Where is your proof that p is not NP-complete? Since you don't know
this subject very well, you would benefit more from asking people to
direct you to resources from which you could learn, rather than posting
provocative messages.
<silly insults deleted>
To be on topic, can you show us the p (as mentioned) is NPC or p is
not NPC, either will do, to prove how much you understand what you
talked about.
If I could do that I would be rich, quite literally. Sadly, I can't and
neither can anyone else on the planet (so far). But if you think you
can, head over to the Clay Mathematics Institute and persuade them to
give you a million dollars[1].
For the hard-of-understanding, a proof that p, which is obviously in P,
is also in NPC would immediately prove that P=NP. Alternatively, a
proof that p is not in NPC would immediately prove that P=/=NP.

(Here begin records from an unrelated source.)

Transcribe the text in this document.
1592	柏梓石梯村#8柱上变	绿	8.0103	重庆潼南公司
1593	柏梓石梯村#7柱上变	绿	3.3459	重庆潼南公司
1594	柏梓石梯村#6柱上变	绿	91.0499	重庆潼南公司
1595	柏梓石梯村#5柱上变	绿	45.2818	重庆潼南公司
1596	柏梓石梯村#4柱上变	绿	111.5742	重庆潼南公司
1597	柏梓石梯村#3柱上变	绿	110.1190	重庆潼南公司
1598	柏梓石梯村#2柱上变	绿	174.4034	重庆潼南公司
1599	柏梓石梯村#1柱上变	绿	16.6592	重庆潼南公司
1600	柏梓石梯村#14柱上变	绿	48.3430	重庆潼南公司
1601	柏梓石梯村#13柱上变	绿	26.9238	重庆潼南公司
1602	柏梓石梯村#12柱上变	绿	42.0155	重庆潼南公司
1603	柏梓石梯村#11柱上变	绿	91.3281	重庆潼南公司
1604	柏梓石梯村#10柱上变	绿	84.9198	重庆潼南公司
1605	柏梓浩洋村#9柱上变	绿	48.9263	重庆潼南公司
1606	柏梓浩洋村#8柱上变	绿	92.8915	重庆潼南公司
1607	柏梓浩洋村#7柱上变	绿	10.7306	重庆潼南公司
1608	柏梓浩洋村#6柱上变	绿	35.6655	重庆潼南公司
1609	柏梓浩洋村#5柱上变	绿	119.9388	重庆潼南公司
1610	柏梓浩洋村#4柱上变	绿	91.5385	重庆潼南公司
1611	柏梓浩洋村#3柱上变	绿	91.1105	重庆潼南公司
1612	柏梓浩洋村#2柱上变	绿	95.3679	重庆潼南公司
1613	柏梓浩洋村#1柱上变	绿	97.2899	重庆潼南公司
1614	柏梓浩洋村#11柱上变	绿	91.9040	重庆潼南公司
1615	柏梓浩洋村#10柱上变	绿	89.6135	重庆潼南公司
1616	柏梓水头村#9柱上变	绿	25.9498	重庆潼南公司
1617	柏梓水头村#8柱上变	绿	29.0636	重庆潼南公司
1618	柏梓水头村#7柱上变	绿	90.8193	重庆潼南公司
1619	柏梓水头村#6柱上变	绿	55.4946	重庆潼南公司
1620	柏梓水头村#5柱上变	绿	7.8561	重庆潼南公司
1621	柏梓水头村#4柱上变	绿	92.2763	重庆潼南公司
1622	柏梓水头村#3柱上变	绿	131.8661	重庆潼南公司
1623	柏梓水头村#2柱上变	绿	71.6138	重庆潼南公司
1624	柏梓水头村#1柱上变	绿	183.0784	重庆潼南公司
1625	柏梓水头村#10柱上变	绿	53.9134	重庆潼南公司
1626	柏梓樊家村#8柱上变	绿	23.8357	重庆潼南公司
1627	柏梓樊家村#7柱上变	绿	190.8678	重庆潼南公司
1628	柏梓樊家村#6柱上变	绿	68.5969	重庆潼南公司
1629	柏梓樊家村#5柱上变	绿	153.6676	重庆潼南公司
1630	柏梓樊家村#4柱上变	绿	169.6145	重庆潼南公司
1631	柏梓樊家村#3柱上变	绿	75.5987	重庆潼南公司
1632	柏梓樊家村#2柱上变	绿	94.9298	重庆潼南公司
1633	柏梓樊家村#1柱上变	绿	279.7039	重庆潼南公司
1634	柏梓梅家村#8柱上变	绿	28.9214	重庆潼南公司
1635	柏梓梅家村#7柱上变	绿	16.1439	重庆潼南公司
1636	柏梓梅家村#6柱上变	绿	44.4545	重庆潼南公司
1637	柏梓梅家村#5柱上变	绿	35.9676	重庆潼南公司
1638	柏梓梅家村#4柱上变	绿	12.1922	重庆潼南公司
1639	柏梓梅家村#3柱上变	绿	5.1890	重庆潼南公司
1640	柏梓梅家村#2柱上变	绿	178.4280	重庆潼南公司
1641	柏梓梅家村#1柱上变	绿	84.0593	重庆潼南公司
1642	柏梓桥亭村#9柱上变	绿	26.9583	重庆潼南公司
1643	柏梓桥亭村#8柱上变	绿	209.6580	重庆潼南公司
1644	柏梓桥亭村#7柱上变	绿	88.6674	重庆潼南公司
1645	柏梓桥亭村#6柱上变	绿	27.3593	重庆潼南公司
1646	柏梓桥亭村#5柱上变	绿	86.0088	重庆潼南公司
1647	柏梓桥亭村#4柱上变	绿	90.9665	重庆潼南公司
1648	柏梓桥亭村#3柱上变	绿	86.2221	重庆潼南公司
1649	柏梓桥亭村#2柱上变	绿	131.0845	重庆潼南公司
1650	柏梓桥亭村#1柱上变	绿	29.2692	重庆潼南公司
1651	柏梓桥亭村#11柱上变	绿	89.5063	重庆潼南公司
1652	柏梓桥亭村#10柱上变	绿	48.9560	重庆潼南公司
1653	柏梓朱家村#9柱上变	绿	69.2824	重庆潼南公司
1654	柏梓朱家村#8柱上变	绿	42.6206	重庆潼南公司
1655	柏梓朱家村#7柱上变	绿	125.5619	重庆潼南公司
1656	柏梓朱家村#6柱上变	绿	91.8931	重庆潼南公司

[1] https://www.claymath.org/millennium/p-vs-np/
Probably I should make the Proof2 more formal:
If p∈ℕℙℂ, then ℙ=ℕℙ and the concept of ℕℙℂ is useless.
If p∉ℕℙℂ, then ℙ=ℕℙ will be a contradiction (leads to p∈ℕℙℂ), so ℙ≠ℕℙ is true in this case.
Summary: Because ℕℙℂ is considered not useless, therefore ℙ≠ℕℙ is concluded.